Recall that in MergeSort algorithm, we used a linear-time subroutine called Merge which merges two sorted lists into a single sorted list. Now suppose there are k sorted lists and there are n elements in total in these k lists. Design an efficient algorithm that merges these k sorted lists into one sorted list. The running time of your algorithm should be a function of both n and k.

Answer 1

The method strength begins with merging arrays into groups of two. After the first merge, we have k/2 arrays. Repeatedly merge arrays in groups, now we have k/4 arrays. This is similar to the merge sort. Divide k arrays into two halves including an equal number of arrays until there are two arrays in a group.
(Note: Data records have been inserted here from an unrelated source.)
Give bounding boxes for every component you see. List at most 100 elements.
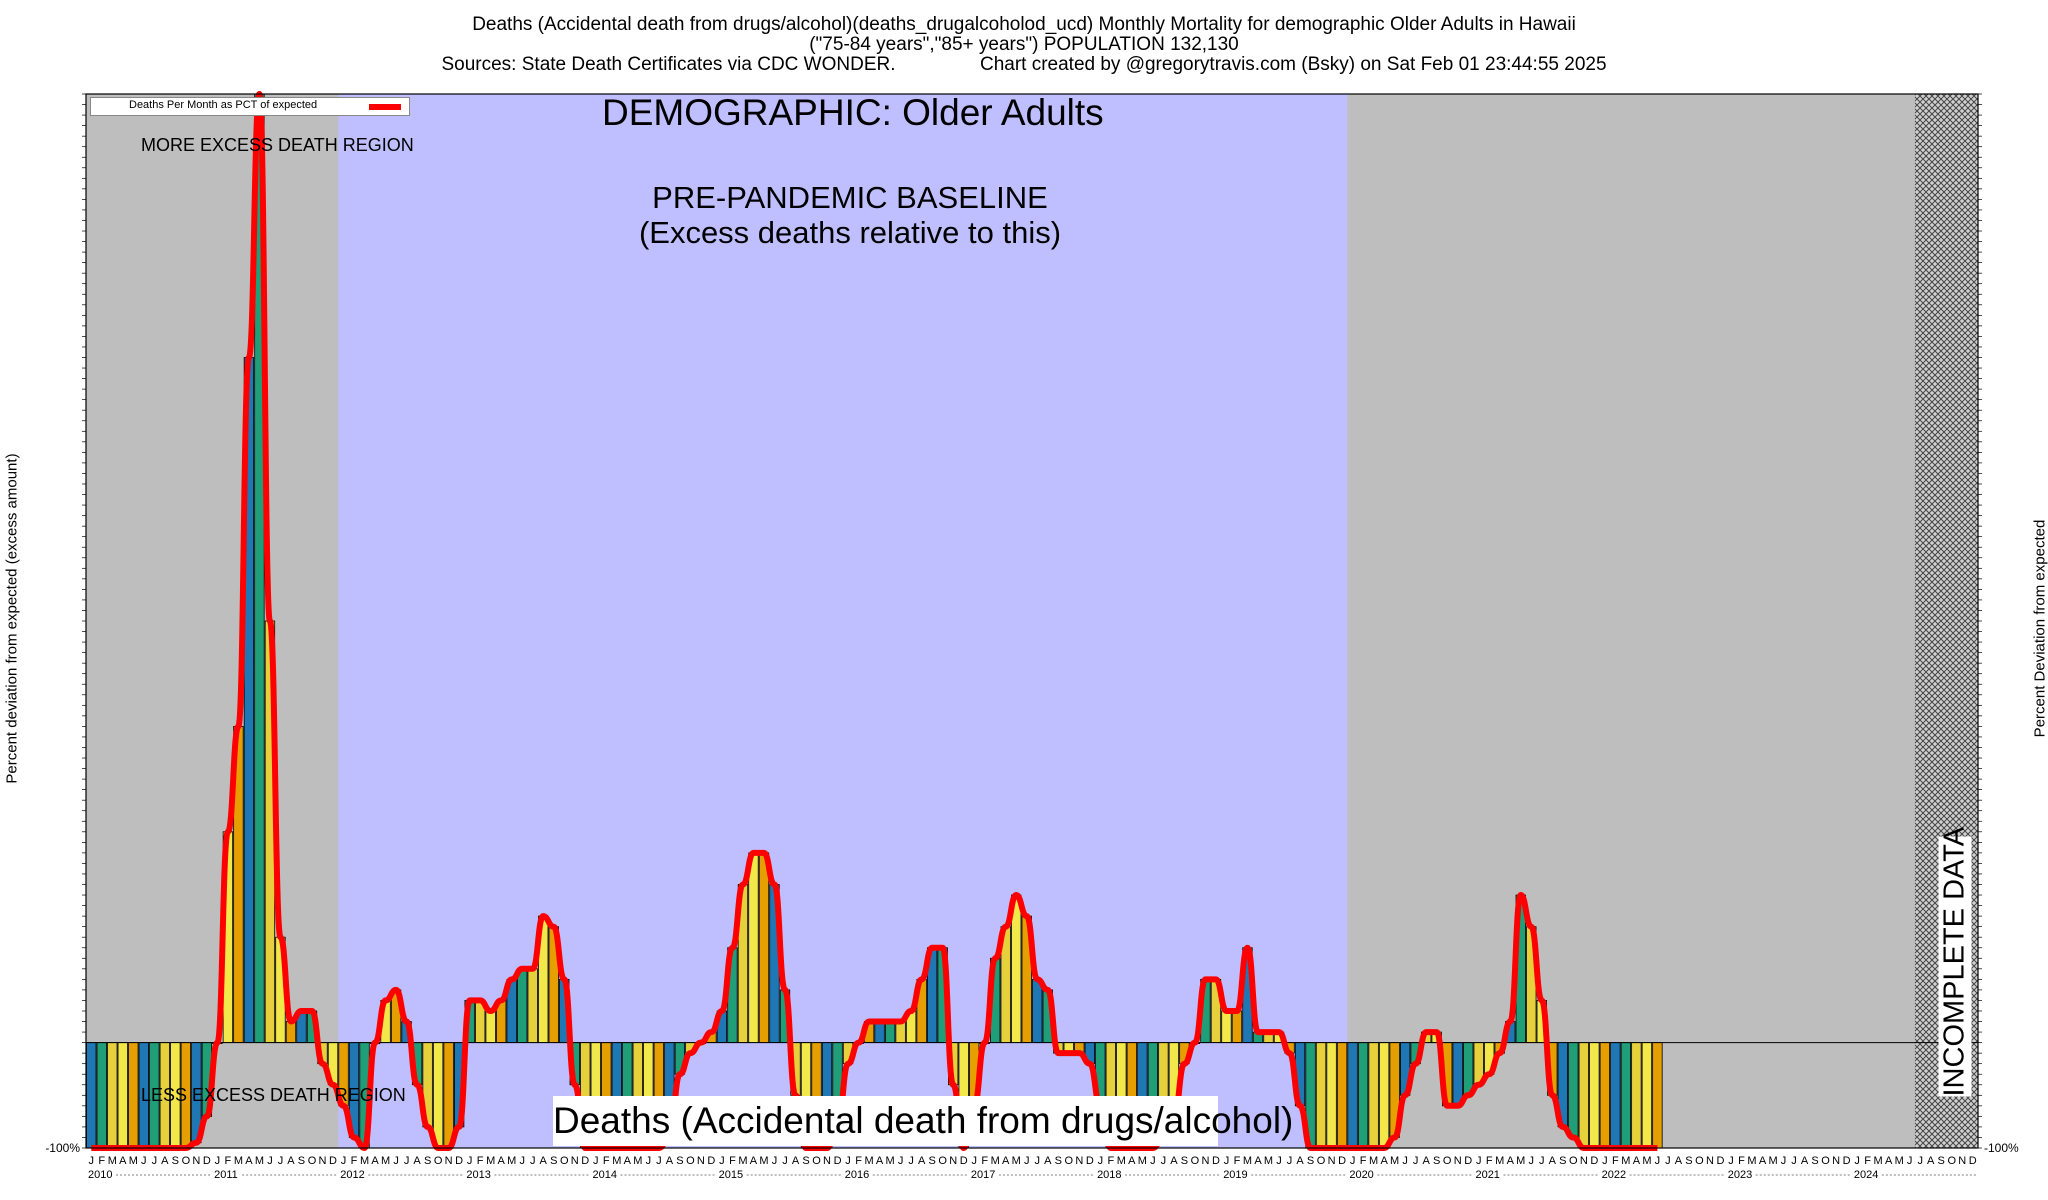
bar-19 [285,1021,297,1044]
x-tick-label: M [1117,1155,1126,1167]
x-tick-label: J [89,1155,95,1167]
year-label: 2017 [971,1169,995,1181]
x-tick-label: J [1402,1155,1408,1167]
x-tick-label: S [1181,1155,1188,1167]
x-tick-label: J [1655,1155,1661,1167]
year-label: 2019 [1223,1169,1247,1181]
year-label: 2024 [1854,1169,1878,1181]
x-tick-label: A [876,1155,884,1167]
x-tick-label: D [1212,1155,1220,1167]
year-label: 2018 [1097,1169,1121,1181]
bar-2 [107,1042,118,1149]
x-tick-label: S [298,1155,305,1167]
x-tick-label: J [1161,1155,1167,1167]
year-label: 2022 [1602,1169,1626,1181]
legend: Deaths Per Month as PCT of expected [90,97,410,116]
year-label: 2011 [214,1169,238,1181]
x-tick-label: M [612,1155,621,1167]
x-tick-label: M [234,1155,243,1167]
x-tick-label: A [1885,1155,1893,1167]
series-line [91,91,1658,1151]
x-tick-label: A [119,1155,127,1167]
x-tick-label: N [1201,1155,1209,1167]
x-tick-label: A [161,1155,169,1167]
x-tick-label: S [1938,1155,1945,1167]
x-tick-label: J [1529,1155,1535,1167]
x-tick-label: S [1559,1155,1566,1167]
x-tick-label: O [812,1155,821,1167]
year-label: 2012 [340,1169,364,1181]
x-tick-label: A [1759,1155,1767,1167]
region-0 [86,94,339,1148]
bar-144 [1599,1042,1611,1149]
x-tick-label: O [1947,1155,1956,1167]
x-tick-label: N [1958,1155,1966,1167]
x-tick-label: F [855,1155,862,1167]
x-tick-label: F [1612,1155,1619,1167]
x-tick-label: J [1791,1155,1797,1167]
x-tick-label: O [1569,1155,1578,1167]
x-tick-label: O [182,1155,191,1167]
x-tick-label: O [434,1155,443,1167]
x-tick-label: J [1035,1155,1041,1167]
x-tick-label: F [1107,1155,1114,1167]
x-tick-label: J [1413,1155,1419,1167]
x-tick-label: A [540,1155,548,1167]
x-tick-label: A [245,1155,253,1167]
x-tick-label: S [1685,1155,1692,1167]
bar-123 [1378,1042,1390,1149]
x-tick-label: J [898,1155,904,1167]
x-tick-label: O [938,1155,947,1167]
x-tick-label: J [1728,1155,1734,1167]
x-tick-label: A [1002,1155,1010,1167]
x-tick-label: D [203,1155,211,1167]
bar-42 [527,968,538,1044]
legend-swatch [369,104,401,110]
x-tick-label: A [498,1155,506,1167]
x-tick-label: J [1024,1155,1030,1167]
x-tick-label: D [834,1155,842,1167]
bar-121 [1357,1042,1369,1149]
x-tick-label: F [1486,1155,1493,1167]
x-tick-label: M [738,1155,747,1167]
x-tick-label: N [1075,1155,1083,1167]
x-tick-label: J [152,1155,158,1167]
x-tick-label: M [1895,1155,1904,1167]
x-tick-label: F [351,1155,358,1167]
x-tick-label: J [267,1155,273,1167]
x-tick-label: M [1621,1155,1630,1167]
bar-118 [1326,1042,1337,1149]
bar-41 [517,968,528,1044]
bar-4 [128,1042,139,1149]
x-tick-label: M [759,1155,768,1167]
y-tick-label-bottom-left: -100% [45,1141,80,1155]
x-tick-label: A [371,1155,379,1167]
x-tick-label: A [1170,1155,1178,1167]
x-tick-label: J [719,1155,725,1167]
x-tick-label: D [1086,1155,1094,1167]
x-tick-label: J [1224,1155,1230,1167]
x-tick-label: N [1328,1155,1336,1167]
x-tick-label: F [603,1155,610,1167]
x-tick-label: A [1633,1155,1641,1167]
x-tick-label: A [750,1155,758,1167]
region-1 [338,94,1348,1148]
x-tick-label: J [1907,1155,1913,1167]
x-tick-label: N [192,1155,200,1167]
x-tick-label: F [477,1155,484,1167]
x-tick-label: F [1738,1155,1745,1167]
x-tick-label: A [1296,1155,1304,1167]
x-tick-label: F [225,1155,232,1167]
x-tick-label: J [646,1155,652,1167]
x-tick-label: A [1927,1155,1935,1167]
chart-subtitle: ("75-84 years","85+ years") POPULATION 1… [809,34,1239,55]
x-tick-label: J [278,1155,284,1167]
bar-75 [874,1021,885,1044]
x-tick-label: M [1390,1155,1399,1167]
x-tick-label: O [1317,1155,1326,1167]
x-tick-label: J [1276,1155,1282,1167]
y-tick-label-bottom-right: -100% [1984,1141,2019,1155]
x-tick-label: M [360,1155,369,1167]
less-excess-label: LESS EXCESS DEATH REGION [141,1085,406,1105]
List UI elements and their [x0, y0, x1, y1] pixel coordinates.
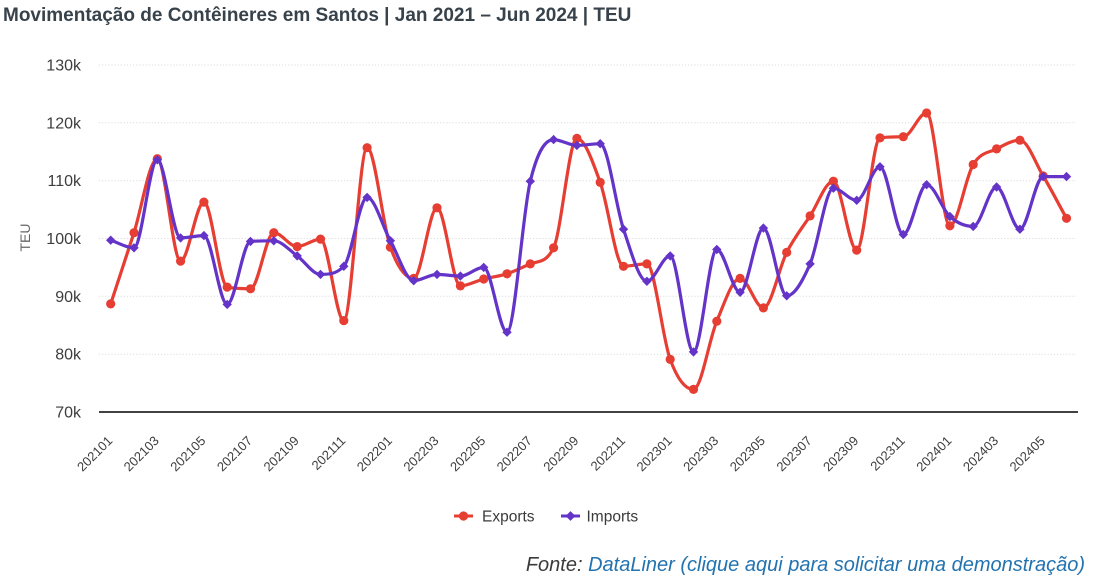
svg-text:202301: 202301: [634, 433, 675, 474]
svg-text:202101: 202101: [74, 433, 115, 474]
svg-text:202201: 202201: [354, 433, 395, 474]
svg-text:202105: 202105: [167, 433, 208, 474]
svg-text:202309: 202309: [820, 433, 861, 474]
svg-text:202111: 202111: [309, 433, 349, 473]
svg-text:202107: 202107: [214, 433, 255, 474]
svg-text:110k: 110k: [47, 173, 82, 190]
svg-text:Exports: Exports: [482, 509, 535, 526]
svg-text:Imports: Imports: [587, 509, 639, 526]
svg-text:90k: 90k: [55, 289, 82, 306]
svg-text:70k: 70k: [55, 405, 82, 422]
svg-text:202401: 202401: [913, 433, 954, 474]
svg-text:202109: 202109: [261, 433, 302, 474]
svg-text:100k: 100k: [46, 231, 82, 248]
svg-text:202207: 202207: [494, 433, 535, 474]
svg-text:TEU: TEU: [17, 224, 33, 252]
svg-text:202203: 202203: [400, 433, 441, 474]
svg-text:202205: 202205: [447, 433, 488, 474]
svg-text:202307: 202307: [773, 433, 814, 474]
svg-text:202103: 202103: [121, 433, 162, 474]
svg-text:202211: 202211: [588, 433, 629, 474]
svg-text:202403: 202403: [960, 433, 1001, 474]
svg-text:120k: 120k: [46, 115, 82, 132]
svg-text:202311: 202311: [867, 433, 908, 474]
svg-text:130k: 130k: [46, 58, 82, 75]
svg-text:202303: 202303: [680, 433, 721, 474]
svg-text:202209: 202209: [540, 433, 581, 474]
svg-text:202405: 202405: [1007, 433, 1048, 474]
svg-text:202305: 202305: [727, 433, 768, 474]
svg-text:80k: 80k: [55, 347, 82, 364]
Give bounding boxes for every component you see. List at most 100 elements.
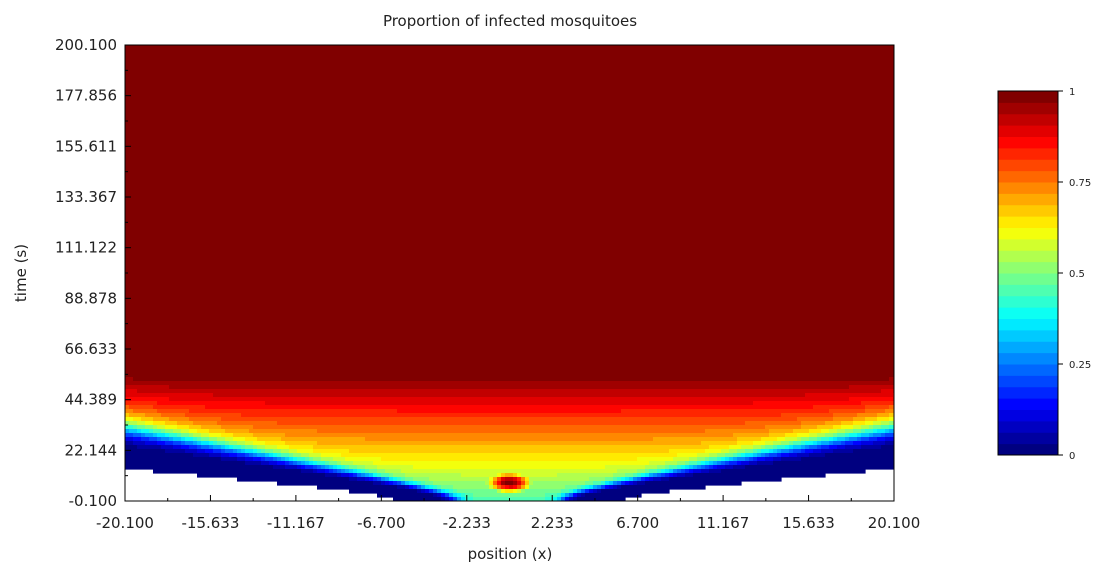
- heatmap-cell: [601, 481, 606, 486]
- heatmap-cell: [773, 449, 778, 454]
- heatmap-cell: [185, 441, 194, 446]
- heatmap-cell: [125, 225, 894, 230]
- heatmap-cell: [865, 409, 886, 414]
- heatmap-cell: [641, 473, 646, 478]
- heatmap-cell: [757, 453, 762, 458]
- heatmap-cell: [457, 489, 498, 494]
- colorbar-level: [998, 409, 1058, 422]
- heatmap-cell: [289, 449, 298, 454]
- heatmap-cell: [645, 465, 658, 470]
- heatmap-cell: [393, 473, 406, 478]
- heatmap-cell: [285, 433, 734, 438]
- heatmap-cell: [625, 473, 634, 478]
- heatmap-cell: [829, 429, 838, 434]
- heatmap-cell: [517, 473, 522, 478]
- heatmap-cell: [753, 449, 758, 454]
- heatmap-cell: [633, 481, 638, 486]
- heatmap-cell: [209, 441, 214, 446]
- y-tick-label: 133.367: [55, 188, 117, 206]
- heatmap-cell: [125, 305, 894, 310]
- heatmap-cell: [585, 493, 642, 498]
- heatmap-cell: [749, 457, 754, 462]
- heatmap-cell: [853, 421, 866, 426]
- heatmap-cell: [845, 429, 854, 434]
- heatmap-cell: [637, 477, 642, 482]
- heatmap-cell: [313, 465, 318, 470]
- heatmap-cell: [197, 441, 202, 446]
- heatmap-cell: [377, 469, 386, 474]
- heatmap-cell: [125, 401, 158, 406]
- heatmap-cell: [721, 449, 730, 454]
- heatmap-cell: [165, 425, 178, 430]
- heatmap-cell: [373, 481, 382, 486]
- heatmap-cell: [157, 401, 266, 406]
- heatmap-cell: [125, 53, 894, 58]
- heatmap-cell: [789, 445, 794, 450]
- heatmap-cell: [125, 389, 138, 394]
- heatmap-cell: [821, 445, 830, 450]
- heatmap-cell: [505, 473, 514, 478]
- heatmap-cell: [737, 441, 754, 446]
- heatmap-cell: [409, 481, 414, 486]
- heatmap-cell: [133, 425, 138, 430]
- heatmap-cell: [801, 445, 806, 450]
- heatmap-cell: [165, 429, 174, 434]
- heatmap-cell: [321, 453, 342, 458]
- heatmap-cell: [793, 445, 802, 450]
- heatmap-cell: [777, 449, 782, 454]
- heatmap-cell: [701, 461, 706, 466]
- heatmap-cell: [405, 485, 410, 490]
- heatmap-cell: [753, 401, 862, 406]
- heatmap-cell: [861, 429, 866, 434]
- heatmap-cell: [741, 445, 754, 450]
- heatmap-cell: [773, 441, 782, 446]
- heatmap-cell: [125, 189, 894, 194]
- heatmap-cell: [221, 457, 238, 462]
- heatmap-cell: [185, 437, 194, 442]
- heatmap-cell: [297, 457, 306, 462]
- heatmap-cell: [273, 453, 278, 458]
- heatmap-cell: [565, 493, 570, 498]
- heatmap-cell: [561, 489, 570, 494]
- heatmap-cell: [745, 421, 802, 426]
- heatmap-cell: [825, 453, 894, 458]
- colorbar-level: [998, 136, 1058, 149]
- heatmap-cell: [349, 449, 670, 454]
- heatmap-cell: [353, 461, 374, 466]
- heatmap-cell: [569, 489, 574, 494]
- heatmap-cell: [277, 421, 746, 426]
- heatmap-cell: [145, 421, 154, 426]
- heatmap-cell: [857, 437, 862, 442]
- heatmap-cell: [249, 429, 318, 434]
- heatmap-cell: [669, 449, 706, 454]
- heatmap-cell: [125, 185, 894, 190]
- heatmap-cell: [313, 469, 318, 474]
- heatmap-cell: [517, 485, 522, 490]
- heatmap-cell: [297, 461, 302, 466]
- heatmap-cell: [465, 497, 474, 501]
- colorbar-level: [998, 398, 1058, 410]
- heatmap-cell: [125, 329, 894, 334]
- heatmap-cell: [413, 465, 606, 470]
- heatmap-cell: [401, 477, 406, 482]
- heatmap-cell: [405, 481, 410, 486]
- heatmap-cell: [613, 473, 626, 478]
- heatmap-cell: [673, 469, 678, 474]
- colorbar-level: [998, 113, 1058, 126]
- heatmap-cell: [441, 485, 454, 490]
- heatmap-cell: [793, 449, 802, 454]
- heatmap-cell: [853, 441, 862, 446]
- colorbar-level: [998, 182, 1058, 194]
- heatmap-cell: [125, 45, 894, 50]
- heatmap-cell: [617, 485, 622, 490]
- heatmap-cell: [753, 457, 758, 462]
- heatmap-cell: [889, 413, 894, 418]
- heatmap-cell: [613, 485, 618, 490]
- heatmap-cell: [125, 341, 894, 346]
- heatmap-cell: [493, 477, 498, 482]
- heatmap-cell: [349, 473, 354, 478]
- heatmap-cell: [493, 485, 498, 490]
- heatmap-cell: [125, 393, 214, 398]
- heatmap-cell: [605, 477, 614, 482]
- heatmap-cell: [693, 465, 698, 470]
This is resulted in merging the arrays in a bottom-up manner.

• Algorithm:
  1. Design a recursive function that takes k arrays and returns the output array.
  2. In the recursive function, if the value of k is 1 then return the array else if the value of k is 2 then merge the two arrays in linear time and return the array.
  3. If the value of k is greater than 2 then divide the group of k elements into two equal halves and recursively call the function, i.e 0 to k/2 array in one recursive function and k/2 to k array in a different recursive function.
  4. Print the output array.

• C++ implementation:
  #include<bits/stdc++.h>
  using namespace std;
  #define n 4

  
  void mergeArr(int a1[], int a2[], int n1,
                             int n2, int a3[])
  {
     int i = 0, j = 0, k = 0;
    
  
     while (i<n1 && j <n2)
     {
  
         if (a1[i] < a2[j])
             a3[k++] = a1[i++];
         else
             a3[k++] = a2[j++];
     }
    
    
     while (i < n1)
         a3[k++] = a1[i++];
    
  
     while (j < n2)
         a3[k++] = a2[j++];
  }

  
  void printArr(int arr[], int size)
  {
  for (int i=0; i < size; i++)
     cout << arr[i] << " ";
  }

  
  void mergeKArr(int arr[][n],int i,int j, int output[])
  {
    
     if(i==j)
     {
         for(int p=0; p < n; p++)
         output[p]=arr[i][p];
         return;
     }
    
      if(j-i==1)
     {
         mergeArr(arr[i],arr[j],n,n,output);
         return;
     }
    
    
     int out1[n*(((i+j)/2)-i+1)],out2[n*(j-((i+j)/2))];
    
  
     mergeKArr(arr,i,(i+j)/2,out1);
     mergeKArr(arr,(i+j)/2+1,j,out2);
    
    
     mergeArr(out1,out2,n*(((i+j)/2)-i+1),n*(j-((i+j)/2)),output);
    
  }

  
  
  int main()
  {
    
     int arr[][n] = {{2, 6, 12, 34},
                     {1, 9, 20, 1000},
                     {23, 34, 90, 2000}};
     int k = sizeof(arr)/sizeof(arr[0]);
     int output[n*k];
     mergeKArr(arr,0,2, output);

     cout << "Merged array is " << endl;
     printArr(output, n*k);

     return 0;
  }

Complexity Analysis:

• Time Complexity: O( n * k * log k).
  There are log k levels as in each level the k arrays are divided in half and at each level, the k arrays are traversed. So time Complexity is O( n * k ).
• Space Complexity: O( n * k * log k).
  In each level O( n*k ) space is required So Space Complexity is O( n * k * log k)